Chapter Twenty-One: The Caves of Kent

Star Wars + Harry Potter Crossover

A/N: Chap 20 review responses are in my forums like normal. Also, if I know I'm going to miss a posting, I always try to put a note about it on my profile. Feel free to take a look if I don't post to see why.

Chapter Twenty-One: The Caves of Kent

When a zombie bites Kyle Katarn, Kyle does not become a zombie.

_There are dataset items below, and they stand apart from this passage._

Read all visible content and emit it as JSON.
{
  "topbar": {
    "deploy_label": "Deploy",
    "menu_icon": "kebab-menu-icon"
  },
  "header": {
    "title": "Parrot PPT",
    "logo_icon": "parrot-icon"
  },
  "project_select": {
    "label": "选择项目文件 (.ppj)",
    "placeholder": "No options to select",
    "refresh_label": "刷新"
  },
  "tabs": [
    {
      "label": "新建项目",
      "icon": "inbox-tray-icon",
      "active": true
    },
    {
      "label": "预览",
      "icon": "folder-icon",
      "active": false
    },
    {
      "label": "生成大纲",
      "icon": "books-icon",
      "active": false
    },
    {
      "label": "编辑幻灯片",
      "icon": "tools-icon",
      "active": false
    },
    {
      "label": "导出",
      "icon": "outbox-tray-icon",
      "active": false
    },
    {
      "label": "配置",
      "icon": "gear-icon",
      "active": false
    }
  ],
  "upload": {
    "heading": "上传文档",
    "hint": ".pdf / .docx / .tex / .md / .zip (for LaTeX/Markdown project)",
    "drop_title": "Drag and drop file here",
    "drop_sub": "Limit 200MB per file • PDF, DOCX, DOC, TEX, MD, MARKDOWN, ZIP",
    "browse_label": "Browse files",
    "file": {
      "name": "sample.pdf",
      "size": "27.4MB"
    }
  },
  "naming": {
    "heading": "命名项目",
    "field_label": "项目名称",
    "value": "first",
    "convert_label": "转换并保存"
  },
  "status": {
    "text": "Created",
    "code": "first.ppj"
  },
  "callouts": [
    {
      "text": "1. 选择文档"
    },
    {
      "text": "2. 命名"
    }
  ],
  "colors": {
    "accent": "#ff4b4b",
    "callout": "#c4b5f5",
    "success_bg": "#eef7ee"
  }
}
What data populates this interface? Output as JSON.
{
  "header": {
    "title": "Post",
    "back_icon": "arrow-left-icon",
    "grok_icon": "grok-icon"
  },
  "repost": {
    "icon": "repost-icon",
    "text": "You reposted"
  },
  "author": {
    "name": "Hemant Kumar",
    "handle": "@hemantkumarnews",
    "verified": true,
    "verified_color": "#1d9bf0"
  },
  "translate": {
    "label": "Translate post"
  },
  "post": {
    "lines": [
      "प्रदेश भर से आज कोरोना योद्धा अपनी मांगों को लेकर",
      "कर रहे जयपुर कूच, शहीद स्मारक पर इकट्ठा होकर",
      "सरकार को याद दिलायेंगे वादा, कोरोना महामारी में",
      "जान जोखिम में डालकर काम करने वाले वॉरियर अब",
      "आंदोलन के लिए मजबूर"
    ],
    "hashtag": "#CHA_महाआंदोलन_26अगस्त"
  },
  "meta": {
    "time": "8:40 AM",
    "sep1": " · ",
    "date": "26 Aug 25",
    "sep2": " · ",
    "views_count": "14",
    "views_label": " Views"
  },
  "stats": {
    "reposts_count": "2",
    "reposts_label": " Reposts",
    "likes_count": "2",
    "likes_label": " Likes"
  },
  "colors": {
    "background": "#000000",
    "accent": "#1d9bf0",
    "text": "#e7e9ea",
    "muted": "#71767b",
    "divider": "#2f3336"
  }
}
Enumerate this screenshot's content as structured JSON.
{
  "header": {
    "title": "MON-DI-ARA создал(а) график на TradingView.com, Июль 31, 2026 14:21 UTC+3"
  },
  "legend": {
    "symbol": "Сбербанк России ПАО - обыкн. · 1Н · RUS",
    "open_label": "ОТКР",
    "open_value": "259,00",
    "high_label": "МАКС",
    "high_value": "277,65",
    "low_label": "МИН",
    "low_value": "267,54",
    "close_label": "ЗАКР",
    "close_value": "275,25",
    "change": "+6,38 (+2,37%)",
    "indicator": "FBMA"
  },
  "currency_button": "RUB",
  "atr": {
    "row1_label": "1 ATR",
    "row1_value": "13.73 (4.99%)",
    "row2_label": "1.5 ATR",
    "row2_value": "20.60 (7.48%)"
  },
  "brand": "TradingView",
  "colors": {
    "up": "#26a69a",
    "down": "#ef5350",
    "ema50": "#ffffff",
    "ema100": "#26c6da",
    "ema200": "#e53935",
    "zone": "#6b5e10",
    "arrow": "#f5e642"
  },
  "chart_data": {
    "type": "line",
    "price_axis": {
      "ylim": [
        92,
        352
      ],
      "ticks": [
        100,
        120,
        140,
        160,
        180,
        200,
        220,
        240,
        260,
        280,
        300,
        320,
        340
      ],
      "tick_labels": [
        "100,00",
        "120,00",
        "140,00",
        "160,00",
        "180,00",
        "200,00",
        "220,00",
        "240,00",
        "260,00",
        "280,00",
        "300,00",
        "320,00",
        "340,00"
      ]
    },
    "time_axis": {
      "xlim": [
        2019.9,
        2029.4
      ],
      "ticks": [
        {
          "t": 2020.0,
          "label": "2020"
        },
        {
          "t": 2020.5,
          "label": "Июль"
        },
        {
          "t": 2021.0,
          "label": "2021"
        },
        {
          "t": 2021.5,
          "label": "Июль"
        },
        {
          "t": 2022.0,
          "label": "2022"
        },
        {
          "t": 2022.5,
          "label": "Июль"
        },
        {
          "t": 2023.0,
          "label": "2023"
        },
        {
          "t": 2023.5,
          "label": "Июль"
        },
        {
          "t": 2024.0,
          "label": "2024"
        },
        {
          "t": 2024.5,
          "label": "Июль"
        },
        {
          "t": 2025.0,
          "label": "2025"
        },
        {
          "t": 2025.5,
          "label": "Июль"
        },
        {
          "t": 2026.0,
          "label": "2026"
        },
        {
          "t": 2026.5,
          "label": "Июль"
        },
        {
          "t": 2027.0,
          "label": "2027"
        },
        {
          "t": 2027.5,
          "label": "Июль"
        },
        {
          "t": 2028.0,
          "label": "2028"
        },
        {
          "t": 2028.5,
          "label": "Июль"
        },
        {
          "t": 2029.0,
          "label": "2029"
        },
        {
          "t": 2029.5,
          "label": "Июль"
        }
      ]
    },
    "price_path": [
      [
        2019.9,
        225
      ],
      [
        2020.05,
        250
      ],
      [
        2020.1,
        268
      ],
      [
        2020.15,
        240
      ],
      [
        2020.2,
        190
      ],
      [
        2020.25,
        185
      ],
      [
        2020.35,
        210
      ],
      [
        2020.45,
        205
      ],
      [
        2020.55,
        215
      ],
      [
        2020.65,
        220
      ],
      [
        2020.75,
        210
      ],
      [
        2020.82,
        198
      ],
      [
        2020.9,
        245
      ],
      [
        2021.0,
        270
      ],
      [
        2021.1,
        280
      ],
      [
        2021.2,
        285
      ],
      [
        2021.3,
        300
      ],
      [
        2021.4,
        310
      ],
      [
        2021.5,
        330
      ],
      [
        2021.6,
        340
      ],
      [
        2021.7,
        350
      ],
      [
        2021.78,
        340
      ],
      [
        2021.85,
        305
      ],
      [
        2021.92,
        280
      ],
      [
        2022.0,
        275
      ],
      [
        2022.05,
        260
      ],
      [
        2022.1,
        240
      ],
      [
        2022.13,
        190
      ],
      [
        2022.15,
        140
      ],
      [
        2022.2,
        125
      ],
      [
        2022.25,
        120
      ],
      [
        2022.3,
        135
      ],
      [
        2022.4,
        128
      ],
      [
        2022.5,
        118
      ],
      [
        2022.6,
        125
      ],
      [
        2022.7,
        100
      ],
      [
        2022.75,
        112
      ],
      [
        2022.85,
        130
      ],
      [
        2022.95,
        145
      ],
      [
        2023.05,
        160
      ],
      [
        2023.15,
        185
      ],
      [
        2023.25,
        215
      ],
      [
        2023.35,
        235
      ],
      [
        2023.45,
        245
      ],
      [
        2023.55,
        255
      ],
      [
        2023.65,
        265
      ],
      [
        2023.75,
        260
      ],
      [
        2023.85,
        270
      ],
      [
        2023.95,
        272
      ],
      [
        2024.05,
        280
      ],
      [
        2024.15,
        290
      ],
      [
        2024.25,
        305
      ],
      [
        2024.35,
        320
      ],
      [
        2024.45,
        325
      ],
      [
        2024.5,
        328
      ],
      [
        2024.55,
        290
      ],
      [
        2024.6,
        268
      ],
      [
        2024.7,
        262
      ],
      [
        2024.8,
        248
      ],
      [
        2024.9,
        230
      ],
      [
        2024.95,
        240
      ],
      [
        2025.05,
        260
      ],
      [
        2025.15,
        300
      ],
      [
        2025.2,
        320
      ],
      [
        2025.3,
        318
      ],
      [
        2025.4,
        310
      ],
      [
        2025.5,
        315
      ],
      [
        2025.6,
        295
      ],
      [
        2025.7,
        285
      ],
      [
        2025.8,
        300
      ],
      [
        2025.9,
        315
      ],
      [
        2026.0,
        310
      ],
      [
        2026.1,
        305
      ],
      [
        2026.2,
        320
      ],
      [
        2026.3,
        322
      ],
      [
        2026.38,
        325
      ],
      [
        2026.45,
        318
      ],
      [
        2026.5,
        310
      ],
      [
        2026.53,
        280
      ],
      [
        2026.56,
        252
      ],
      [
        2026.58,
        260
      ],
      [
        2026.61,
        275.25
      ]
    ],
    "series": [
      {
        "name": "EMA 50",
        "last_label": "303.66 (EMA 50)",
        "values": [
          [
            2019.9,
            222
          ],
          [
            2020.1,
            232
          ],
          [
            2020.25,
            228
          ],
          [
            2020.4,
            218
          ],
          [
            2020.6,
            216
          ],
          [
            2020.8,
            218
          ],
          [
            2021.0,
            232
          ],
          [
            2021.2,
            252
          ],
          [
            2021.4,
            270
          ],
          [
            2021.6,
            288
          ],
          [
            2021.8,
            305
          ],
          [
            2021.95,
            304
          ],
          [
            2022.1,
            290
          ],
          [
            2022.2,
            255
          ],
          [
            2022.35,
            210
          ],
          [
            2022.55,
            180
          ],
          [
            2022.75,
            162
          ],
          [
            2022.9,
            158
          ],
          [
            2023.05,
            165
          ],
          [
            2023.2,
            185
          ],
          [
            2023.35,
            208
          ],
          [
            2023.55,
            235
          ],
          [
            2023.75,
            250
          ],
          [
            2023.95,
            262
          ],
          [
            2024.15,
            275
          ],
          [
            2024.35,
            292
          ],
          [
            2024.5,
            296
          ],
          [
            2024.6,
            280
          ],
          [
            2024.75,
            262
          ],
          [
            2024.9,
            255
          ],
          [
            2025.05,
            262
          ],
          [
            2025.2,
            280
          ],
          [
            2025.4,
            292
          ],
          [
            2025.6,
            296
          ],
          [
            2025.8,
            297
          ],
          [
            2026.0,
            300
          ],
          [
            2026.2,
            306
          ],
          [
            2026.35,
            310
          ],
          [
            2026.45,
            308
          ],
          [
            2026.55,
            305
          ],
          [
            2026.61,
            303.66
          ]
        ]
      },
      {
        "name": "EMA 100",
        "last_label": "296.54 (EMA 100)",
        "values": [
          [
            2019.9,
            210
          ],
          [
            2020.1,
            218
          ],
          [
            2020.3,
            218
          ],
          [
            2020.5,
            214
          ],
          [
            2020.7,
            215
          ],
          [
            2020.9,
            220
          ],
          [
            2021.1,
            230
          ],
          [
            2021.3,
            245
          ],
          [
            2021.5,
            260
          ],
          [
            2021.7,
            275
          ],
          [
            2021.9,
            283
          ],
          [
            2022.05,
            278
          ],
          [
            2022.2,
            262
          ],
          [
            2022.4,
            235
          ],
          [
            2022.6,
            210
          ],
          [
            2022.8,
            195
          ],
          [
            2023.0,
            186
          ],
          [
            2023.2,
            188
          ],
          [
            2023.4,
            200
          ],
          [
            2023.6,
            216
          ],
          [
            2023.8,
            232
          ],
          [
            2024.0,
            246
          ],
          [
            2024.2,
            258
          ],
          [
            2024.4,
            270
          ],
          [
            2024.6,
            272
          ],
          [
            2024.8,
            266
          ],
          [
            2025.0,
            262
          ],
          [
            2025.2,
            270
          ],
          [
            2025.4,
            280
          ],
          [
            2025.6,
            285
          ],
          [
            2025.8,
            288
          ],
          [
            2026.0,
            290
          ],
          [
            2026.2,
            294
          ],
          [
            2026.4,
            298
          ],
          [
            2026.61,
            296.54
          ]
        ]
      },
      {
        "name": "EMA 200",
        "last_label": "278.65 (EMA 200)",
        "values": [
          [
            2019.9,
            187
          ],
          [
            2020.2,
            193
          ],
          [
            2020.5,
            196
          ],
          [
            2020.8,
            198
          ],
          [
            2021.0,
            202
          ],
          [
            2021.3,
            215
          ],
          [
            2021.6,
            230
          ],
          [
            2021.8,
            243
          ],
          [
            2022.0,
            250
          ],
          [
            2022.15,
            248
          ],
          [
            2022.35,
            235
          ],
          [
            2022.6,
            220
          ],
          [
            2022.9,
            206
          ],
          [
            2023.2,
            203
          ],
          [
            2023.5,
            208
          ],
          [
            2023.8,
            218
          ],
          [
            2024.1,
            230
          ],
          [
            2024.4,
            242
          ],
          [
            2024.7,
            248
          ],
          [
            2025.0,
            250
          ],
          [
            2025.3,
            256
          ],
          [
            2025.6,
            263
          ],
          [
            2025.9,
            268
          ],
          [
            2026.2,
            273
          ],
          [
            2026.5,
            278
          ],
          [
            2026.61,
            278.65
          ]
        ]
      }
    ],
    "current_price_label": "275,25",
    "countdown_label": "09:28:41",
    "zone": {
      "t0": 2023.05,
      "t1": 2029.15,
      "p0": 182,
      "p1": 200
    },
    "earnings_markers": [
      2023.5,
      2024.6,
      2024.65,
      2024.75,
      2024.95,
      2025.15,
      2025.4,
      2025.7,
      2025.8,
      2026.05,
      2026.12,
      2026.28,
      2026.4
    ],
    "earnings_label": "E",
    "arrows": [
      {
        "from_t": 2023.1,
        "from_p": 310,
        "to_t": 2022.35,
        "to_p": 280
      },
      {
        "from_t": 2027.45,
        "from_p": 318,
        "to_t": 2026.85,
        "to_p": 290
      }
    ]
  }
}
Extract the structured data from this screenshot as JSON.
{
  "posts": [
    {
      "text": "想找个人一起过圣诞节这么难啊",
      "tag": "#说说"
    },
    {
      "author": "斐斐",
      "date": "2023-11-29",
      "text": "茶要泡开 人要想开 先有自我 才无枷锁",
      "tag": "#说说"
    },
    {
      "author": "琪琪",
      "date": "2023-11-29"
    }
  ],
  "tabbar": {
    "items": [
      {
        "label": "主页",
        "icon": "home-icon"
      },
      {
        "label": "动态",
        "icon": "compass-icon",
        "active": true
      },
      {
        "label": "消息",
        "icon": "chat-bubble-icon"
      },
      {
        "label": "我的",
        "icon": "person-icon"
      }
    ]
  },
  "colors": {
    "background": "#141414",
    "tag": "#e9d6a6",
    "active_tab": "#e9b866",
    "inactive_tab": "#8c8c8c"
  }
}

The zombie becomes Kyle Katarn.

"Something's in there," Kyle said as he and Amelia stared at the dark, dank cave. Around them, bitterly cold wind blew sheets of rain across the large rock the two stood on. Ahead, the white cliffs of Dover looked muted and gray under the gloom. It was mid-day, and yet felt as if night were about to fall.

"How can you tell?"

"I can sense the Dark Side," Kyle said as he pulled his heavy coat and hood up tighter. "Evil. The cave is saturated in it."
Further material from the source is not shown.